Тяжкие были! Я вижу, вы помните каковы были, потому что вздыхаете и не желаете ни себе, ни мне…

Вот после всех трудов, да после всех напастей Остап ворочался домой… Вы просите рассказать вам всякую его напасть подробно — полно! Это теперь, днем ясным, да и то покуда еще не слыхали и начала, так вы просите и храбритесь, а придет ноченька — спать не будете — прах ему! Лучше про это и не поминать!

Так вот, говорю, после всех трудов, после всех напастей, ворочался Остап домой, ехал с вороным конем. Остап покинул свою хату, отца и мать совсем юношей — в таких летах один мой родич еще пищу в ухо проносил, неискусен еще был, мое сокровище, в роток вправить — а ворочался Остап уже мужественным козаком, на той поре… вот на той поре, как наш сосед, знаете — тот, что возлелеял себе такие прекрасные усы, носит перстень с изумрудом и ищет, с таким томленьем ищет! купить себе пегих лошадок… Настоящий козак, истый козак был Остап, и когда он ехал на вороном своем коне, так посмотреть было мило… Не могу я его хвалить, потому что если хвалить стать, так надо с чем-нибудь и сравнять, а с чем же я козака, настоящего козака, сравню, с чем на свете?
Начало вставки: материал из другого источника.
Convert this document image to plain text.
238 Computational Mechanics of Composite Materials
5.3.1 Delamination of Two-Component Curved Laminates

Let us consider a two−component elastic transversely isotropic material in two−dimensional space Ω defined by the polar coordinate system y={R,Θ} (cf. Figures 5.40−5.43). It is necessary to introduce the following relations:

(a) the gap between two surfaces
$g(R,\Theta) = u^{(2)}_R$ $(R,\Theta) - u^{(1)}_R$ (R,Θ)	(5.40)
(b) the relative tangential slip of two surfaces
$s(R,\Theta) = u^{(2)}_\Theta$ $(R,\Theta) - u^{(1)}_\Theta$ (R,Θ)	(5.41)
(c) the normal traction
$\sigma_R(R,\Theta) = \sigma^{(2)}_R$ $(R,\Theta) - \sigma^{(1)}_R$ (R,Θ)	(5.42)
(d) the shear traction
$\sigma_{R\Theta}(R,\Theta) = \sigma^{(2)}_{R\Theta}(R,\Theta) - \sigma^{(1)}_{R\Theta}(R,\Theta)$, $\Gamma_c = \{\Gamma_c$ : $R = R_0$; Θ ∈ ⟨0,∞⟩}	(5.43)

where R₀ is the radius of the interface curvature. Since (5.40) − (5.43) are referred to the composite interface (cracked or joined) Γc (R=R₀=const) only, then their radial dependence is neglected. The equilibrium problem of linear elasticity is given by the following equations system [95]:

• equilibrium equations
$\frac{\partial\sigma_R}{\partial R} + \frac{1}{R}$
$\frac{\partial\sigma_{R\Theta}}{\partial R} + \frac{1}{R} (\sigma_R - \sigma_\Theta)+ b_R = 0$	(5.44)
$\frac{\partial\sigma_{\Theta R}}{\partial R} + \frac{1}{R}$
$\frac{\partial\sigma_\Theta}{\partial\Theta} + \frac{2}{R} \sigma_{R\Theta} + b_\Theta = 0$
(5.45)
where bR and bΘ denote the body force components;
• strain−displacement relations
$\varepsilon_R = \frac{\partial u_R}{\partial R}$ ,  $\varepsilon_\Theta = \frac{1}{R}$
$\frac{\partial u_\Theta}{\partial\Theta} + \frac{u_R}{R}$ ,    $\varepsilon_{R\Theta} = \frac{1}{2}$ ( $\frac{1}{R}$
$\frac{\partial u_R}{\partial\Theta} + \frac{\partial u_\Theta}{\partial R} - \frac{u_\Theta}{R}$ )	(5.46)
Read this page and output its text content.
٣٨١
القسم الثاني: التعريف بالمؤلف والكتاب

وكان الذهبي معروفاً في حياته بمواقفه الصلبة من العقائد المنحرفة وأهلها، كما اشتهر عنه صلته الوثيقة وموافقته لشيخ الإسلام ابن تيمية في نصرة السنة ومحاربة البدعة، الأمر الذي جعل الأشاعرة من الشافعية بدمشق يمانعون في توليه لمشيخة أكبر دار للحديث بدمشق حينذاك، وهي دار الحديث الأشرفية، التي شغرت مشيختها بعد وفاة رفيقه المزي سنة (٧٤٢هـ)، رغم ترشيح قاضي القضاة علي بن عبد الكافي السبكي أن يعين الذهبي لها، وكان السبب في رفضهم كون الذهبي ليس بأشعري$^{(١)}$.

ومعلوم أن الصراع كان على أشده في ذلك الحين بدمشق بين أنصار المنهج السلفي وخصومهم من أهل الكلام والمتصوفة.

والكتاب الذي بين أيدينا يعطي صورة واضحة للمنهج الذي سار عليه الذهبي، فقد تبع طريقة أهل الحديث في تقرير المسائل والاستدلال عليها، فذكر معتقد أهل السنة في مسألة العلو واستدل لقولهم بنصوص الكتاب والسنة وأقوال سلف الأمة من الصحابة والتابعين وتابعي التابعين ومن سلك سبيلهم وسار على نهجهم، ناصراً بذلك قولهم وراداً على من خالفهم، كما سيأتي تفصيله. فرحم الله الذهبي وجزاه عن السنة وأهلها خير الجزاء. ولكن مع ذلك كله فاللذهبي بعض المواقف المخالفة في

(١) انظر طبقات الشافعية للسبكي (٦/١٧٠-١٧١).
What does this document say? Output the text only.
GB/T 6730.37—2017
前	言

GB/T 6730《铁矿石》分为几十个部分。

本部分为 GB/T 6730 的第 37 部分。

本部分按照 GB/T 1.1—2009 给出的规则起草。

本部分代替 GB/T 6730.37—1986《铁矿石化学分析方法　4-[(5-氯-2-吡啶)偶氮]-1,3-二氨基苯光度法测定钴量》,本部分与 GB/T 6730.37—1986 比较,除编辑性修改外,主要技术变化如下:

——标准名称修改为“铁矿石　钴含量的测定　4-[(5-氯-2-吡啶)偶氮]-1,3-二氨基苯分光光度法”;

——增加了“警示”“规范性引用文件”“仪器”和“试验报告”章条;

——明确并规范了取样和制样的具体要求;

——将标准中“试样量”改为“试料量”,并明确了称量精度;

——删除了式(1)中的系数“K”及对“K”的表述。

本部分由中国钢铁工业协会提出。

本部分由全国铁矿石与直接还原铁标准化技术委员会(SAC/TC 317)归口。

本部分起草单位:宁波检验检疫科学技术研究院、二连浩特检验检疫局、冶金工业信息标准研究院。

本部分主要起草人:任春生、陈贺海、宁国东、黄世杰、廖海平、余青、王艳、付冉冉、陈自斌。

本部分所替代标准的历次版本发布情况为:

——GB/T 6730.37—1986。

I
Ворочался Остап домой и уже близко было до города, уже знакомые места со всех сторон открывались и его приветствовали, уже город мрежился невдалеке. Он подъезжал к нему очень рано, — тогда, когда мы с вами еще спим крепким сном.

Утро только зарумянилось и зазолотилось: только еще самые ранние птички щебетали, только еще самые заботные люди просыпались.

Подъезжал ли кто из вас, деточки, к родным местам когда-нибудь ранним утром, вспоминая все вместе: и тогдашние мысли свои и надежды, и упованья, и где тут плакалось, где тут радовалось, как прощались, покидали, расставались, все доброе и лихое время тогдашнее; чувствуя вместе все: и какое-то сожаленье, какую-то легкую печаль, которою ваше сердце трогается, и живую радость, которая сердце наполняет? Не были ли вы в таком состоянии, что, как говорится, один глаз смеется, а другой плачет, когда вы видели перед собою родные места? Да! случалось вам. А случалось ли вам везти с собой избавленье, освобожденье своему народу? Нет? Нет? Нет? Все нет? Ну так и не знаю, хорошо ли вы почувствуете, хорошо ли поймете то, что Остап чувствовал и испытывал, подъезжая, потому что Остап вез с собою такое освобожденье, такое избавленье.